Un jour de 1850 sur une plage de Nouvelle-Zélande débarque Ada, jeune femme célibataire au visage livide, aux lèvres minces et serrées, aux impeccables bandeaux de cheveux noirs très « Bovary » : « Son cou sortait d’un col blanc rabattu, ses cheveux, dont les deux bandeaux noirs semblaient chacun d’un seul morceau tant ils étaient lisses étaient séparés sur le milieu de la tête par une raie fine , qui s’enfonçaient légèrement selon la courbe du crâne… »Tressés sobrement sur l’arrière de la tête en un chignon ondé.
Célibataire et mère d’une fillette de six-huit ans, Flora. Célibataire et muette. Depuis le « Médecin malgré lui » on sait que derrière le mutisme y’a plein de non-dit.
Muette depuis toujours mais pas sourde. Elle sait communiquer par gestes avec Flora.
Muette, mère et célibataire mais plus pour longtemps. On l’a expédiée aux îles pour épouser Stewart, colon anglais qu’elle ne connaît pas encore. Elle l’épouse et ne le connaît pas davantage. Il a tout l’air d’être impuissant. Il ne s’occupe pas non plus du piano qu’Ada, interprète accomplie, a emmené dans ses bagages. Elle se le fait transporter par Bairnes, un autre colon, bien installé, tatoué, et qui fraye avec les habitants.
Les indigènes. Ah, mon Dieu ! Comme ils ont bien campés ! A les voir je me croyais entrain de feuilleter «Tout l’univers » ce magazine auquel on m’avait abonnée à la grande école pour mon édification culturelle.
Et la Nature, donc ! Les vagues, les déferlantes, les forêts spongieuses, les grands arbres, les Eléments… Bairnes a ce côté un peu sauvage auquel une Victorienne ne saurait résister bien longtemps.
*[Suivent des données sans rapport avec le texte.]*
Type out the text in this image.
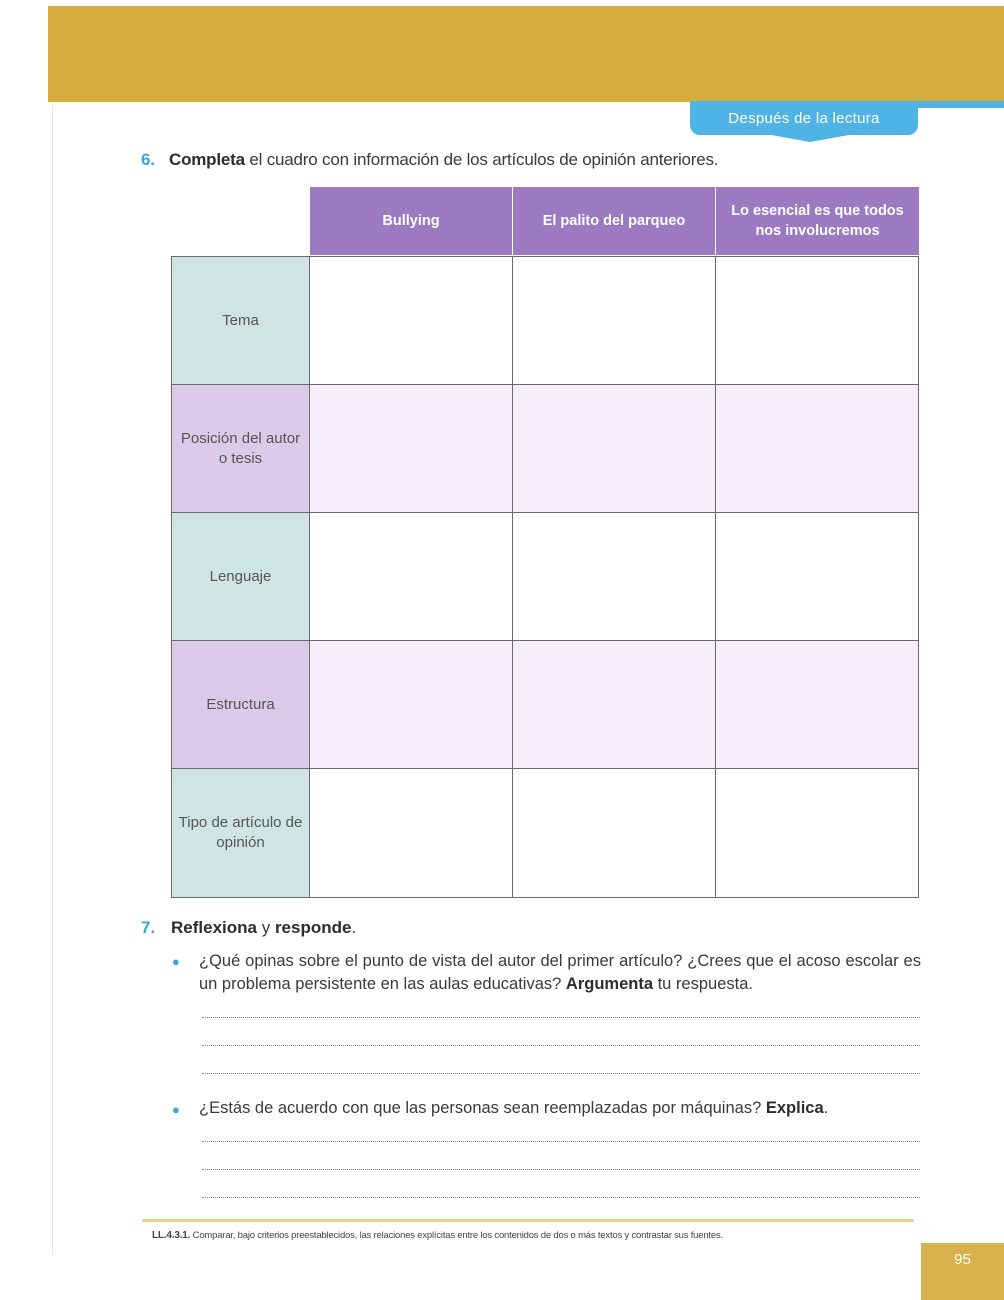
Después de la lectura
6. Completa el cuadro con información de los artículos de opinión anteriores.
Bullying	El palito del parqueo
Lo esencial es que todos nos involucremos
Tema
Posición del autor o tesis
Lenguaje
Estructura
Tipo de artículo de opinión
7. Reflexiona y responde.
● ¿Qué opinas sobre el punto de vista del autor del primer artículo? ¿Crees que el acoso escolar es un problema persistente en las aulas educativas? Argumenta tu respuesta.
● ¿Estás de acuerdo con que las personas sean reemplazadas por máquinas? Explica.
LL.4.3.1. Comparar, bajo criterios preestablecidos, las relaciones explícitas entre los contenidos de dos o más textos y contrastar sus fuentes.
95
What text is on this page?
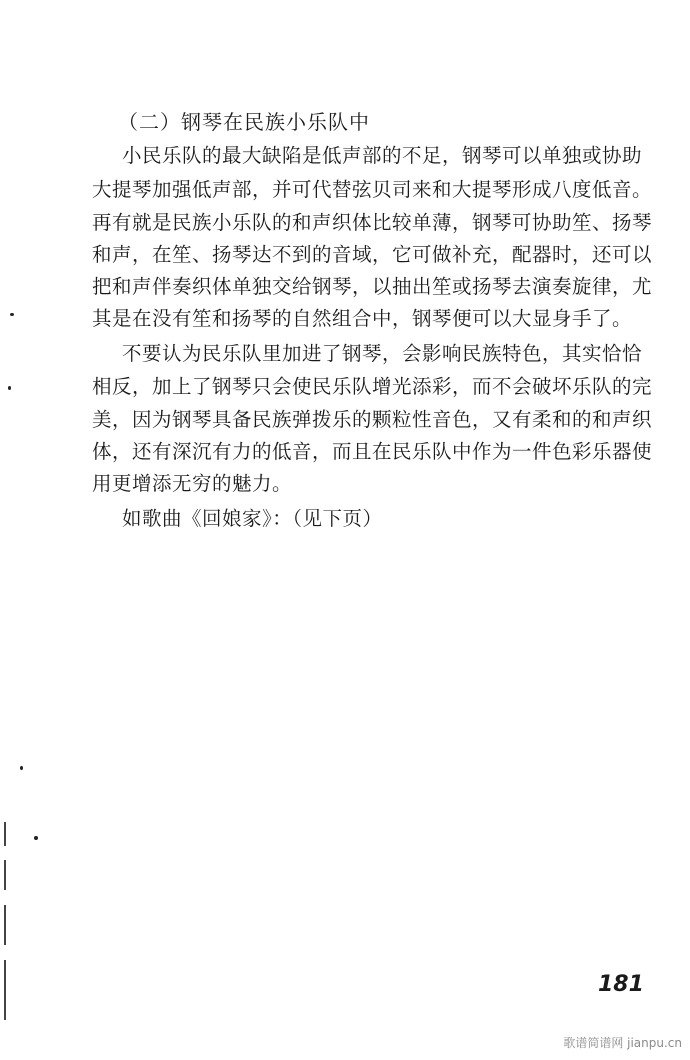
（二）钢琴在民族小乐队中
小民乐队的最大缺陷是低声部的不足，钢琴可以单独或协助
大提琴加强低声部，并可代替弦贝司来和大提琴形成八度低音。
再有就是民族小乐队的和声织体比较单薄，钢琴可协助笙、扬琴
和声，在笙、扬琴达不到的音域，它可做补充，配器时，还可以
把和声伴奏织体单独交给钢琴，以抽出笙或扬琴去演奏旋律，尤
其是在没有笙和扬琴的自然组合中，钢琴便可以大显身手了。
不要认为民乐队里加进了钢琴，会影响民族特色，其实恰恰
相反，加上了钢琴只会使民乐队增光添彩，而不会破坏乐队的完
美，因为钢琴具备民族弹拨乐的颗粒性音色，又有柔和的和声织
体，还有深沉有力的低音，而且在民乐队中作为一件色彩乐器使
用更增添无穷的魅力。
如歌曲《回娘家》：（见下页）
181
歌谱简谱网 jianpu.cn
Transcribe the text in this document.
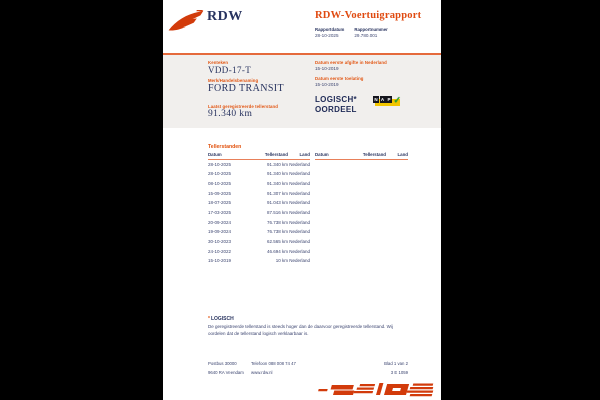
RDW	RDW-Voertuigrapport
Rapportdatum
28-10-2025
Rapportnummer
29.780.001
Kenteken
VDD-17-T
Merk/Handelsbenaming
FORD TRANSIT
Laatst geregistreerde tellerstand
91.340 km
Datum eerste afgifte in Nederland
15-10-2019
Datum eerste toelating
15-10-2019
LOGISCH*
OORDEEL
N A P ✓
Tellerstanden
Datum	Tellerstand	Land
28-10-2025	91.340 km Nederland
28-10-2025	91.340 km Nederland
08-10-2025	91.340 km Nederland
15-09-2025	91.307 km Nederland
18-07-2025	91.043 km Nederland
17-03-2025	87.516 km Nederland
20-09-2024	76.738 km Nederland
19-09-2024	76.738 km Nederland
30-10-2023	62.565 km Nederland
24-10-2022	46.694 km Nederland
15-10-2019	10 km Nederland
Datum	Tellerstand	Land
*LOGISCH
De geregistreerde tellerstand is steeds hoger dan de daarvoor geregistreerde tellerstand. Wij oordelen dat de tellerstand logisch verklaarbaar is.
Postbus 30000
9640 RA Veendam
Telefoon 088 008 74 47
www.rdw.nl
Blad 1 van 2
3 E 1059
Même et surtout si elle a la trempe d’Ada. Stewart vend le piano à Bairnes, lequel en profite pour proposer à Ada de le lui rendre en échange d’un commerce sexuel sous couvert de leçons de musique. Timide au début, elle ne tarde pas à desserrer son corset. Le héros a des pectoraux rebondis, des bourrelets de graisse aux hanches, les fesses avachies. On pense devoir y saisir un message de la réalisatrice « Non je ne sacrifierai pas à la facilité, je vous montrerais l’homme naturel avec tous ses défauts et non ces images de magazines de pub ». ça se défend, n’empêche je ne suis pas convaincue. Les beaux mecs existent ailleurs que dans les magazines de pub. On en voit dans le métro l’air de rien, on en voit partout. Ada, elle, n’a pas le choix. Il n’y a que cet homme là dans les environs, donc elle prend. Peut-être en pince t’elle pour les tatouages ? L’homme au visage à pelure d’orange n’en manque pas. Elle regagne son piano touche par touche, et finit même par débaucher son propre mari que l’on croyait « Findus ». Il faut dire que là-bas la Démesure règne : lorsque les enfants de l’école de Flora montent un spectacle de Barbe Bleue aidés par leurs institutrices, les spectateurs ( à moitié « Sauvages ») prennent le spectacle au sérieux et envahissent la scène malmenant un peu tout le monde, en hurlant des messages incompréhensibles. Message de la réalisatrice : « Dans ce monde élémentaire les passions se déchaînent » Ada est amoureuse de Bairnes son mari devient jaloux et lui tranche un doigt le majeur de la main droite . Ce doigt là à quoi peut-il servir en priorité ? A frapper des touches A faire une touche ? Où encore… ? Bref notre héroïne quitte la NouvelleZélande avec son majeur en moins et son amant en plus. Elle envoie son piano valdinguer par-dessus bord, et manque se noyer avec. On en rajoute façon pathos. Retour à la vie. Bairnes lui a acheté un nouveau piano, elle apprend à parler toute seule et donne des concerts avec un doigt métallique : « ça me singularise » dit-elle. Le film en aurait bien besoin.